August 06, 2009

Note to cruciverbalists

There's a clue for RIME that I've seen several times: "Frost, to Frost" (or similar). And it's true, "rime" is a word that means "frost" which has a bit of a poetic air about it (although "The Rime of the Ancient Mariner" has nothing to do with shipboard defrosting equipment). However, a search of the complete poems of Robert Frost reveals that the word "rime" never appears in a single Robert Frost poem. Therefore: sorry, but no.

And yes, being a puzzle editor is like this all the time.

Posted by Francis at 05:43 PM

Does the word "frost" appear? If not, maybe he just didn't have a reason to use either word, but if he had, he would have used "rime"...?

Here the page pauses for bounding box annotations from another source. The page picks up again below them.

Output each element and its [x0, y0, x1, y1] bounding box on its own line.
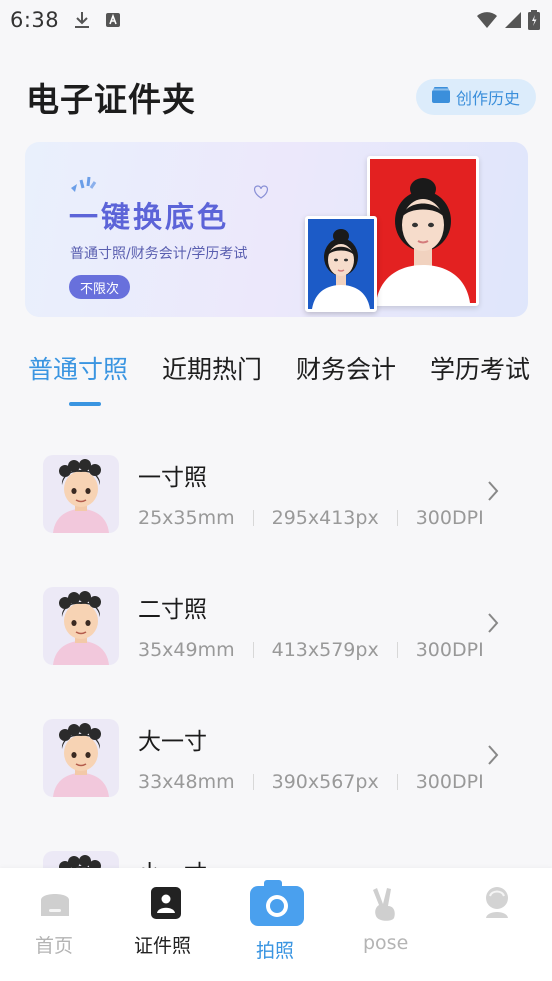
blue-background-photo [305, 216, 377, 312]
spec-size: 25x35mm [138, 507, 235, 529]
tab-label: 学历考试 [429, 355, 530, 384]
tab-finance-accounting[interactable]: 财务会计 [296, 350, 396, 410]
spec-pixels: 413x579px [271, 639, 379, 661]
header: 电子证件夹 创作历史 [26, 72, 536, 122]
list-item[interactable]: 一寸照 25x35mm 295x413px 300DPI [0, 440, 552, 540]
spec-divider [252, 642, 254, 658]
camera-icon [250, 878, 304, 930]
promo-banner[interactable]: 一键换底色 普通寸照/财务会计/学历考试 不限次 [25, 142, 528, 317]
id-card-icon [151, 887, 181, 923]
nav-id-photo[interactable]: 证件照 [130, 868, 204, 968]
signal-icon [504, 11, 522, 29]
spec-size: 33x48mm [138, 771, 235, 793]
home-icon [39, 888, 71, 922]
battery-icon [528, 10, 540, 30]
status-bar: 6:38 [0, 0, 552, 40]
nav-home[interactable]: 首页 [28, 868, 84, 968]
chevron-right-icon [486, 480, 500, 506]
item-title: 二寸照 [138, 597, 207, 623]
spec-dpi: 300DPI [415, 639, 484, 661]
page-title: 电子证件夹 [26, 80, 196, 119]
banner-title: 一键换底色 [69, 200, 230, 234]
tab-standard-photo[interactable]: 普通寸照 [28, 350, 128, 410]
cartoon-boy-thumbnail [43, 719, 119, 797]
tab-recent-popular[interactable]: 近期热门 [162, 350, 262, 410]
cartoon-boy-thumbnail [43, 455, 119, 533]
spec-dpi: 300DPI [415, 771, 484, 793]
nav-home-label: 首页 [35, 935, 74, 957]
list-item[interactable]: 二寸照 35x49mm 413x579px 300DPI [0, 572, 552, 672]
nav-profile[interactable] [472, 868, 522, 968]
nav-camera[interactable]: 拍照 [247, 868, 307, 968]
nav-camera-label: 拍照 [256, 940, 295, 962]
wifi-icon [476, 11, 498, 29]
item-title: 一寸照 [138, 465, 207, 491]
download-icon [73, 10, 91, 30]
creation-history-button[interactable]: 创作历史 [415, 79, 536, 115]
list-item[interactable]: 大一寸 33x48mm 390x567px 300DPI [0, 704, 552, 804]
creation-history-label: 创作历史 [455, 89, 520, 108]
tab-education-exam[interactable]: 学历考试 [430, 350, 530, 410]
spec-divider [396, 642, 398, 658]
spec-divider [252, 510, 254, 526]
category-tabs: 普通寸照 近期热门 财务会计 学历考试 [28, 350, 530, 410]
banner-subtitle: 普通寸照/财务会计/学历考试 [70, 246, 248, 262]
spec-divider [252, 774, 254, 790]
nav-pose[interactable]: pose [362, 868, 422, 968]
heart-doodle-icon [251, 184, 271, 204]
status-time: 6:38 [10, 8, 60, 32]
avatar-icon [482, 886, 512, 922]
spec-size: 35x49mm [138, 639, 235, 661]
active-tab-indicator [69, 402, 101, 406]
a-badge-icon [105, 12, 121, 28]
chevron-right-icon [486, 612, 500, 638]
cartoon-boy-thumbnail [43, 587, 119, 665]
item-specs: 25x35mm 295x413px 300DPI [138, 507, 484, 529]
item-specs: 35x49mm 413x579px 300DPI [138, 639, 484, 661]
spec-pixels: 390x567px [271, 771, 379, 793]
spec-pixels: 295x413px [271, 507, 379, 529]
item-specs: 33x48mm 390x567px 300DPI [138, 771, 484, 793]
banner-unlimited-badge: 不限次 [69, 275, 131, 299]
item-title: 大一寸 [138, 729, 207, 755]
spec-divider [396, 510, 398, 526]
tab-label: 近期热门 [161, 355, 262, 384]
peace-hand-icon [370, 886, 400, 926]
red-background-photo [367, 156, 479, 306]
bottom-nav: 首页 证件照 拍照 pose [0, 868, 552, 981]
spec-divider [396, 774, 398, 790]
folder-icon [431, 87, 450, 107]
spec-dpi: 300DPI [415, 507, 484, 529]
chevron-right-icon [486, 744, 500, 770]
tab-label: 普通寸照 [28, 355, 129, 384]
nav-id-photo-label: 证件照 [134, 935, 192, 957]
nav-pose-label: pose [363, 932, 409, 954]
tab-label: 财务会计 [295, 355, 396, 384]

Posted by: Doug Orleans at August 6, 2009 07:19 PM

So "rime" as a variant of "rhyme" won't cut it? Frost's poems rhyme, yes?

(caveat: not that good at crossword puzzles.)

Posted by: Janice in GA at August 6, 2009 07:25 PM

Any idea if the "Dusk, to Donne" clue for EEN is similarly flawed?

Posted by: Todd at August 6, 2009 07:31 PM

I can't believe I'm playing devil's advocate and thereby defending NYT style cluing, but: The clue doesn't say Robert Frost used the word "rime" to mean "frost" in a poem. RF is being invoked as a generic poet, and poets use "rime" for "frost." Which is not to say that I don't understand your objection. Only that I think you're overreacting to a harmless convention.

Now, about "Kind of dog" for HOT ....

Posted by: Jon Delfin at August 7, 2009 12:55 PM

Janice: That would only work as "Archaic word for what some of Frost's poems do". And that clue is never getting written.

Todd: If I find a searchable Donne anthology, I'll look, though "e'en" meaning "evening" might be buried amid a sea of instances of "e'en" as an adverb. (Same thing with "o'er", as in "Done, to Donne".)

Jon: Yes, "Kind of dog" for HOT is worse. But I disagree that using Frost as a signifier for "some poet or other" is legit, especially when he's a modern poet and "rime" is on the old-timey side. Just because it's solvable doesn't mean it should get a pass for not actually being accurate.

Posted by: Francis at August 7, 2009 01:08 PM

Would a "maybe" tacked on the end satisfy you?

Posted by: Toonhead! at August 7, 2009 01:35 PM

I would accept the clue "Frost, to Frost, inasmuch as Robert Frost was a human being who knew English and was probably aware of synonyms of the word 'frost' even if he never used them in a poem".

Posted by: Francis at August 7, 2009 01:39 PM

My objection is more on the order of "This was vaguely clever the first time it was done, but by now it's just stale."

Posted by: David. at August 7, 2009 01:54 PM

How about "Red Rose" for PETE?

Posted by: Skullturf Q. Beavispants at August 8, 2009 10:50 AM

I don't see what's wrong with "Kind of dog."